When the writer is wedged or the underlying EC2 is silent, we promote the in-region follower via scripts/promote-follower.sh. RTO is ~25s, drilled twice on live-test-1 as of 2026-04-30.

The flow:

Fence the old writer — SSM systemctl stop oc-http.service. The old writer's lease-heartbeat would self-fence on next tick anyway; stopping the service is faster + deterministic.
Read the writer's ExecStart — strip --mode follower + --leader-addr, preserve sync-rep flags, TLS paths, LLM config.
Bump replication-epoch — fences any zombie writer that comes back later.
Restart the follower in writer mode and smoke /health.
UPSERT Route 53 at the new writer's public IP, TTL 60s.

Manual intervention looks like: page on oc-controlplane-instance-silent, confirm the writer is genuinely dead (not a transient network blip), run the script with --writer-instance + --follower-instance, watch the four step-prints, verify /health on the new endpoint.

When not to use it: the writer is responding but slow (load-shed, don't fail over); the follower's applied_lsn is far behind (you'll lose data — investigate replication first); during an active online schema migration in Backfilling state.

Schema migrations

Online migrations are first-class — no read-only window, no service bounce. The model:

BackfillRateLimiter — capped at 10% of writer throughput so live traffic stays prioritised.
Dual-read transform — readers see the v1 shape during backfill via an in-memory transform applied to v0 rows.
Atomic cutover — version bump is a single WAL frame; reads switch to v1-native on the next read.
Abort-only-pre-cutover — once cutover lands, the only path forward is an inverse-rewrite migration. Aborts in Backfilling state are safe and reversible.
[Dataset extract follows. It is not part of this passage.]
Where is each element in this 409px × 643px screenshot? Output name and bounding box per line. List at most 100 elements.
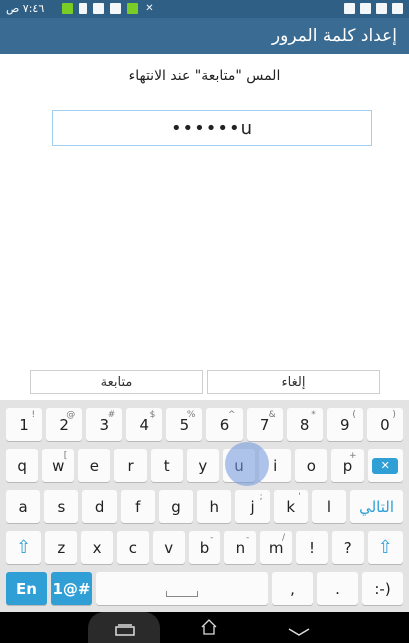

Use online migrations any time the manifest version bumps. Stuck-in-Backfilling troubleshooting is in incident response → RUNBOOK.

Observability

EXPLAIN ANALYZE — append ?explain=true to any read endpoint. Returns the plan tree, per-stage row-counts, and elapsed micros. EXPLAIN reads hit the plan cache like normal queries; consult oc_plan_cache_hit_ratio.
/watch SSE — server-sent-events stream of cache-invalidation messages. Plumb it into your app cache to evict stale rows the moment a write commits.
OTLP push tracing — tail-based sampling. Configure the collector endpoint via the console; we push spans on every /v1 request, with the heavy-tail sampler retaining slow + error traces in full.
/metrics — Prometheus scrape, see signal table above.

Incident response

The full playbook is in docs/RUNBOOK.md. Highlights:

Pager severity: sev 1 (tenant down) → 5 min ack, 1 hr fix-or-mitigate. Sev 2 (one alarm tripped) → 15 min / 4 hr. Sev 3 (drift) → next business day.
Status page: publishes per-region health and incident timelines. Subscribers get email + webhook on any sev 1.
Stuck-in-Backfilling: abort the migration via POST /v1/tenants/:t/migrations/:id/abort, then resubmit.
Order of operations: stop the bleeding, find root cause, write a postmortem, fix the underlying problem. Quiet incidents become loud ones.

Incidents today are handled by core engineering during extended business hours with best-effort overnight coverage; the pager-severity SLAs above are the targets we hold ourselves to. 24/7 named-engineer coverage is available on Enterprise — contact sales.

Compliance posture

SOC 2 Type 1: underway with Vanta/Drata and an external CPA. Contact for audit timeline; the in-flight gap analysis is available to procurement under NDA.
HIPAA BAA: available on Enterprise. PHI workloads must run in a region the BAA covers and on a dedicated-capacity instance.
GDPR DPA: available on Enterprise. EU-region (Frankfurt) instances support the DPA out of the box; data-subject deletion is documented in RUNBOOK.md.